Und wenn man mal tief genug bohren kann, muss es in einer Zeitschrift immer noch ansprechend sein und genügend Leser finden - sich also gegen Konkurrenz behaupten können. Gerade heutzutage wird das ja auch noch zusätzlich schwerer. Nehmen wir mal die Funktionsweise von Computergrafiken in den 80er-Jahren. Natürlich kann man dazu zehn Seiten in einer Zeitschrift schreiben oder man guckt drei Folgen 8-bit-Guy und bekommt es schön illustriert in Wort und Bild. Aktuell gibt es wohl kein umfassenderes und tiefergehendes Format im deutschsprachigen Raum, um Informationen über ein altes Spiel zu sammeln, als SF. Man stelle sich mal vor, alle Infos zu KOTOR plus Zusatzfolge hätten wir in einer Zeitschrift lesen wollen. Das wäre ein halbes Buch geworden - oder ein Artikel, dem es gemessen an den SF-Folgen an Tiefe fehlt, ein Problem, in das auch die Return und die Retrogamer taumeln, weil sie eben nicht mehr wie vor 12 Jahren eine vertraute Darreichungsform für Informationen über alle Spiele ohne echte Konkurrenz sind, sondern sich gegen Podcasts und Videos zu denselben Themen behaupten müssen.

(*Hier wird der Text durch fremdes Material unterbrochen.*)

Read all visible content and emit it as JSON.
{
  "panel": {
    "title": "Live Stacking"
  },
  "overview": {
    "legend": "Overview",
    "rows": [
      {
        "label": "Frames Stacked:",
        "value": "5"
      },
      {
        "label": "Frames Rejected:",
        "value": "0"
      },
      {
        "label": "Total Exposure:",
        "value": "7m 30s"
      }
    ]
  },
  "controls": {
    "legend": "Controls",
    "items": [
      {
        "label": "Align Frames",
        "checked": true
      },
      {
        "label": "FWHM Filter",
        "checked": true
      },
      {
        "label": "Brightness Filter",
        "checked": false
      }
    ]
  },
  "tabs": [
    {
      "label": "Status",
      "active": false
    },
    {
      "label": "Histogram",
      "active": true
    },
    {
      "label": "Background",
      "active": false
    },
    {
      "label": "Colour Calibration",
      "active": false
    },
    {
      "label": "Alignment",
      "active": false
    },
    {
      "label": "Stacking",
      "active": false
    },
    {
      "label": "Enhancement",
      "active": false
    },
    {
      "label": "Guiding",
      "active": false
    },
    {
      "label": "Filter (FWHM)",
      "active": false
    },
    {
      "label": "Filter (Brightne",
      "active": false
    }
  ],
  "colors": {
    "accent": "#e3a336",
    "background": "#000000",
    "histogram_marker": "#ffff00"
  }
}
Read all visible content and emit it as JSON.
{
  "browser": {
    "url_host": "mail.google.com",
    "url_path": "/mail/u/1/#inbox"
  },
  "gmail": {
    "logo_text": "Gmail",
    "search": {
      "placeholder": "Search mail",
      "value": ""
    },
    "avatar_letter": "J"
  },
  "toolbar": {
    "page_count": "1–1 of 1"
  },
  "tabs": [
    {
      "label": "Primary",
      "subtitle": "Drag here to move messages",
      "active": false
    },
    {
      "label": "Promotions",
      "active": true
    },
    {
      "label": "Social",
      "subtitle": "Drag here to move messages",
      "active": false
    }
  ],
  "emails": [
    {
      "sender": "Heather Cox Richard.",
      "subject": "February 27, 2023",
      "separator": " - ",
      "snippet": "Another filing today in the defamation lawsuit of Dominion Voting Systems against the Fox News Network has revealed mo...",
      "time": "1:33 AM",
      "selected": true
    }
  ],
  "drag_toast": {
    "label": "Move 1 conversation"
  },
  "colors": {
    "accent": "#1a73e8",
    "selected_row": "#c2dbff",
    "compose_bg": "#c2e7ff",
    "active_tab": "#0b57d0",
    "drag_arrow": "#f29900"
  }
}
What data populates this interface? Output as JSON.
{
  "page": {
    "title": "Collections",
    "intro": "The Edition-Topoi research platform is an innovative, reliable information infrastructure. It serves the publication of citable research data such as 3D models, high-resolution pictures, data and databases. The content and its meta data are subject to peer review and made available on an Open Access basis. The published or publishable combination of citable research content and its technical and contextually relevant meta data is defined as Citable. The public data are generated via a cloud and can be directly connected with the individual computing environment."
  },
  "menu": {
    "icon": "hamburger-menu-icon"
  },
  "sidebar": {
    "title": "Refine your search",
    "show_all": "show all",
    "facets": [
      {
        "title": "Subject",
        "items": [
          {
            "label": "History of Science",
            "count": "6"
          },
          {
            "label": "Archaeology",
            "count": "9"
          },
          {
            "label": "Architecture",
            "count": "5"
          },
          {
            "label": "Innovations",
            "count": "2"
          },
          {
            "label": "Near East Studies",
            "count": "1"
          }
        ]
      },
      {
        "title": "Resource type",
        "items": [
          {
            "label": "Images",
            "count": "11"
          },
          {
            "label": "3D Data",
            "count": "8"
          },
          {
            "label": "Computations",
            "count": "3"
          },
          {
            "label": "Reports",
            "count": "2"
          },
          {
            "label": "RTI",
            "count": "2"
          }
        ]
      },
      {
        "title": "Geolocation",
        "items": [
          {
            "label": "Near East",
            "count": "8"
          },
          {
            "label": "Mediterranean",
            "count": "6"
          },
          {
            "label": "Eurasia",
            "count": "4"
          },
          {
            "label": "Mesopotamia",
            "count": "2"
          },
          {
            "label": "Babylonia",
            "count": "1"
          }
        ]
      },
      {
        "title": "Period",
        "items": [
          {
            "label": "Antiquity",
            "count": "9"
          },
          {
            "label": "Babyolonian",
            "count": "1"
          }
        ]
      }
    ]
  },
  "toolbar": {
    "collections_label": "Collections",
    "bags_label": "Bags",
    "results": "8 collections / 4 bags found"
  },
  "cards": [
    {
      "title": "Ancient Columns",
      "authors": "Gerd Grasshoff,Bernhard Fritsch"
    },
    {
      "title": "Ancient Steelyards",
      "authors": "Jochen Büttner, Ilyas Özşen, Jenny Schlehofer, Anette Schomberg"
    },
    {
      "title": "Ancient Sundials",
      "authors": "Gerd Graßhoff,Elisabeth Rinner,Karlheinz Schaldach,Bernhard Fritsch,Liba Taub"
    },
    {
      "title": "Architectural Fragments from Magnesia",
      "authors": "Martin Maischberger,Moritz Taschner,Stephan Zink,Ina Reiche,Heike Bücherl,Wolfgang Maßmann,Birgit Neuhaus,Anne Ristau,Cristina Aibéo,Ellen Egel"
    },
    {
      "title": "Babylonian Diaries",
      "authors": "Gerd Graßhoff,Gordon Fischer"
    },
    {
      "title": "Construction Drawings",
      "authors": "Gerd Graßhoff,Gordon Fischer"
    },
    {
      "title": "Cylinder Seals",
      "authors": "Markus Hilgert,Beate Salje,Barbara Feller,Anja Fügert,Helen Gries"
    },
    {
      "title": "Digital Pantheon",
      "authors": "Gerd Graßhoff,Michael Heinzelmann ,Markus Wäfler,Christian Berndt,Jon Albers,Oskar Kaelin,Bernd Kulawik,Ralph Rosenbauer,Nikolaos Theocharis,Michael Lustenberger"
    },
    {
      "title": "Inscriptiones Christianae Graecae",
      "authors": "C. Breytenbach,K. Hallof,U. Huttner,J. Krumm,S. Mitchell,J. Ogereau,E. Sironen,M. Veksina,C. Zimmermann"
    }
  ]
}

Ich schreibe das übrigens als jemand, der die Schriftform liebt. Ich habe zig Bücher über alte Computerspiele im Regal neben mir stehen, kaufe die Retrogamer und die Return regelmäßig und liebe Text. Aber ich merke selbst, dass ich den Retrogamer-Artikel zu Sensible Soccer überblättert habe, weil ich weiß, dass Gunnar die englischen Ausgaben liest und ich mir sicher bin, das jede wichtige Information aus dem Originalartikel in die grandiose Podcastfolge eingeflossen ist. Aber eben dort mit vielen weiteren Informationen. Der Artikel ist für mich nur eine Kurzfassung. Bücher eignen sich für die hier geforderte Tiefe vermutlich eher. Das soll alles nicht heißen, dass ich Artikel doof finde oder man das mit den Zeitschriften lassen sollte, aber mein persönlicher Geschmack ist vermutlich nicht massenmarktig genug, um ein Heft mit Palette-Swapping-Artikeln zumindest kostendeckend dauerhaft zu vertreiben, ohne dass sich die Redakteure selbstausbeuten müssen, was ja auch niemand möchte.